Abstract

Humanity has undergone multiple crises across time and place along with the evolution of organized human settlement. Generally, human assumptions are supposed to take a rational course of action in society as we carry out various transactions in our quotidian life. However, fissures emerge as errors in human imagination about polity and organized society in the form of wars, leading to larger scale unresolved issues. On the other hand, human beings also face natural microorganisms like bacteria or virus leading to global crises. Humanity has confronted such tension, resulting from such disasters. Such concerns of crises have turned into the subject of contemplation for Nepali literary geniuses in the 1960s. This paper concentrates on two major literary texts from the time: Parijat’s Shirishko Phool (1964) and B. P. Koirala’s Narendra Dai (1970).

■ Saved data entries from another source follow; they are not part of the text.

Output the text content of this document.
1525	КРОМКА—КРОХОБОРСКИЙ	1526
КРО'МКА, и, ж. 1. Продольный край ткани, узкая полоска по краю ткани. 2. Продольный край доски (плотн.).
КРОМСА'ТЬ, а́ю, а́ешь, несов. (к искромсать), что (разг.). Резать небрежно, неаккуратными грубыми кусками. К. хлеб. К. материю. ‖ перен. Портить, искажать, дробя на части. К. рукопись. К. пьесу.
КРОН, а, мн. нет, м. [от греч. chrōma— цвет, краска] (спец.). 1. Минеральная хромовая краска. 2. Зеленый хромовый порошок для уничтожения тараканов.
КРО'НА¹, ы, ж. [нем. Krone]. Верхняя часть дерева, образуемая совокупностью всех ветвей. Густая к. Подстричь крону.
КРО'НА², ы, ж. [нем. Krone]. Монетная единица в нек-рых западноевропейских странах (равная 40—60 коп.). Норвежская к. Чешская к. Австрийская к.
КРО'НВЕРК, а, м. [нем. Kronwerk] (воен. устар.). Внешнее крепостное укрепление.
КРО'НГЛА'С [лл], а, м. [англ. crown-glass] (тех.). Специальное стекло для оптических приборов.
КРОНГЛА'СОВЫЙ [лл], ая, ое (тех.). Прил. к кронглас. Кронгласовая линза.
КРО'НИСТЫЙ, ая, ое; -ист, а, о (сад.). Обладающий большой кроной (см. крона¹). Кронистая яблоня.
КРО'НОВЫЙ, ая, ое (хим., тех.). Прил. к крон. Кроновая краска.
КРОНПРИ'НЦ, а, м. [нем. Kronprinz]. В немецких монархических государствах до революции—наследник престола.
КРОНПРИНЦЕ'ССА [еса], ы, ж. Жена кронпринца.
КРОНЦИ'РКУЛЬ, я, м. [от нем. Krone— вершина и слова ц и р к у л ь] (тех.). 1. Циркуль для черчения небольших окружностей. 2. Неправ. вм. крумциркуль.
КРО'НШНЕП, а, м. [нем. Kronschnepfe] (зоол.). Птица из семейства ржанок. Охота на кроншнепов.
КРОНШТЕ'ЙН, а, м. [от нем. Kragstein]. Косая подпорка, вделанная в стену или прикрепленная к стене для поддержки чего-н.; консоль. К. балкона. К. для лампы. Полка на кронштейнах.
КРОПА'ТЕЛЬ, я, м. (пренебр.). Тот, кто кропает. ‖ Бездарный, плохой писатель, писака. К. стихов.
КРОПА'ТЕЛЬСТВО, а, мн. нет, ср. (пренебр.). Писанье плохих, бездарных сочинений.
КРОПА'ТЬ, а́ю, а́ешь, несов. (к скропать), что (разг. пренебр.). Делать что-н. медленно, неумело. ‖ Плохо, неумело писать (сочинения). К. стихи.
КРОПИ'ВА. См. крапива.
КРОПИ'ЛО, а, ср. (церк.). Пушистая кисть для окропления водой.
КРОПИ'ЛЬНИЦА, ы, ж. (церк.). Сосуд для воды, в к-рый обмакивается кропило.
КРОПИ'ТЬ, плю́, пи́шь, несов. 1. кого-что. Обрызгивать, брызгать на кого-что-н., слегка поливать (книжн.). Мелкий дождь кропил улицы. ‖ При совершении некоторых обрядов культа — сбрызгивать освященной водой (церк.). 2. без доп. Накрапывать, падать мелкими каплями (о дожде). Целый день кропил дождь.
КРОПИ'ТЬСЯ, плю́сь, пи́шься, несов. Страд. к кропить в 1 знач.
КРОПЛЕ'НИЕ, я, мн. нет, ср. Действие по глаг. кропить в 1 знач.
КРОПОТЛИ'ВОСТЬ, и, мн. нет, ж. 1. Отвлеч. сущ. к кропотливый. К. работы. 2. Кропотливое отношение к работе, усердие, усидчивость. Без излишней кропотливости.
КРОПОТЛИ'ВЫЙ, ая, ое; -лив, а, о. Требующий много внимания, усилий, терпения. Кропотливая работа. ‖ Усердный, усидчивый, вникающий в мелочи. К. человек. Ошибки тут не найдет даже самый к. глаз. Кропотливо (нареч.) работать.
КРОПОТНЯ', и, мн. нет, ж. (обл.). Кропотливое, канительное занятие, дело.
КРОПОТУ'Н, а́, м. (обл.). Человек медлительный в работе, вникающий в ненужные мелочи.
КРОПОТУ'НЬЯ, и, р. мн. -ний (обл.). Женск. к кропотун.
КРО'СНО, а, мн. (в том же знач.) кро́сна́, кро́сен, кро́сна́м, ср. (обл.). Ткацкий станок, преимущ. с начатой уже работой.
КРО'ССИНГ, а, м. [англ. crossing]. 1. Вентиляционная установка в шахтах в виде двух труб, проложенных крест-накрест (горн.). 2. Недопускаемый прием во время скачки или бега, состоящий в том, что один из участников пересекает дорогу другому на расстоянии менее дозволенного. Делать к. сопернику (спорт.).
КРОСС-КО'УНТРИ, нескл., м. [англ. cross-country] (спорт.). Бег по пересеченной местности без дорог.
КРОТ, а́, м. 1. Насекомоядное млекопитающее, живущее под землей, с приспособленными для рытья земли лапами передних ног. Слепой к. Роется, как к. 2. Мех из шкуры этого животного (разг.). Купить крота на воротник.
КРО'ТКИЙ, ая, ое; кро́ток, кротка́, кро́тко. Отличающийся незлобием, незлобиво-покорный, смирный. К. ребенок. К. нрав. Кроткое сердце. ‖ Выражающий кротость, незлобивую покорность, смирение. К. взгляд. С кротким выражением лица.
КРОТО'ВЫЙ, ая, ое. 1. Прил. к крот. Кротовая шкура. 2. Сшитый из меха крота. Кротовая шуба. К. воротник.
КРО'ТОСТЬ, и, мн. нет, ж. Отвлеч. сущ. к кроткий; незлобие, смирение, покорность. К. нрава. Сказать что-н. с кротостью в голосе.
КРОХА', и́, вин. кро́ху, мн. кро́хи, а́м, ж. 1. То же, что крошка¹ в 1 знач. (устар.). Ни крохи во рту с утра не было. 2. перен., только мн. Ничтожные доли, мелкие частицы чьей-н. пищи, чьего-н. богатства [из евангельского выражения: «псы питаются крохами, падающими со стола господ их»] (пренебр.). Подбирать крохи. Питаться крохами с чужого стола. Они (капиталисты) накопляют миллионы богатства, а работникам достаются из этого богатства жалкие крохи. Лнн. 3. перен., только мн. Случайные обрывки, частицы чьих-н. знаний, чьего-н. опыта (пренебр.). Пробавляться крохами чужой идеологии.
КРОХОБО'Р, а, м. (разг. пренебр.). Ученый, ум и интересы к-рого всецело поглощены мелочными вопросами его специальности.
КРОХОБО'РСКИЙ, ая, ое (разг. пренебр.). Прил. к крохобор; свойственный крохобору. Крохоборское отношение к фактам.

Textually analyzing the data, this paper examines the mode of reflection on human crises in Nepali literature by analyzing the impacts of consumption as pandemic in Koirala and the World War as the cause of human misery in Parijat. In fact, Koirala’s novella stands as a literary response to pandemic of consumption in his time. This study places Koirala first in the chronology, for his novella, Narendra Dai covers the time span beginning from the end of the World War I (1918) to the great earthquake (1934) in Nepal. Furthermore, Parijat’s Shirishko Phool primarily presents Nepali social world after the World War II. The critical conditions have resulted in miserable state of life at the time. Human beings suffer in both conditions; still, they display high courage and sense of moral integrity to fight against the critical situations in their life.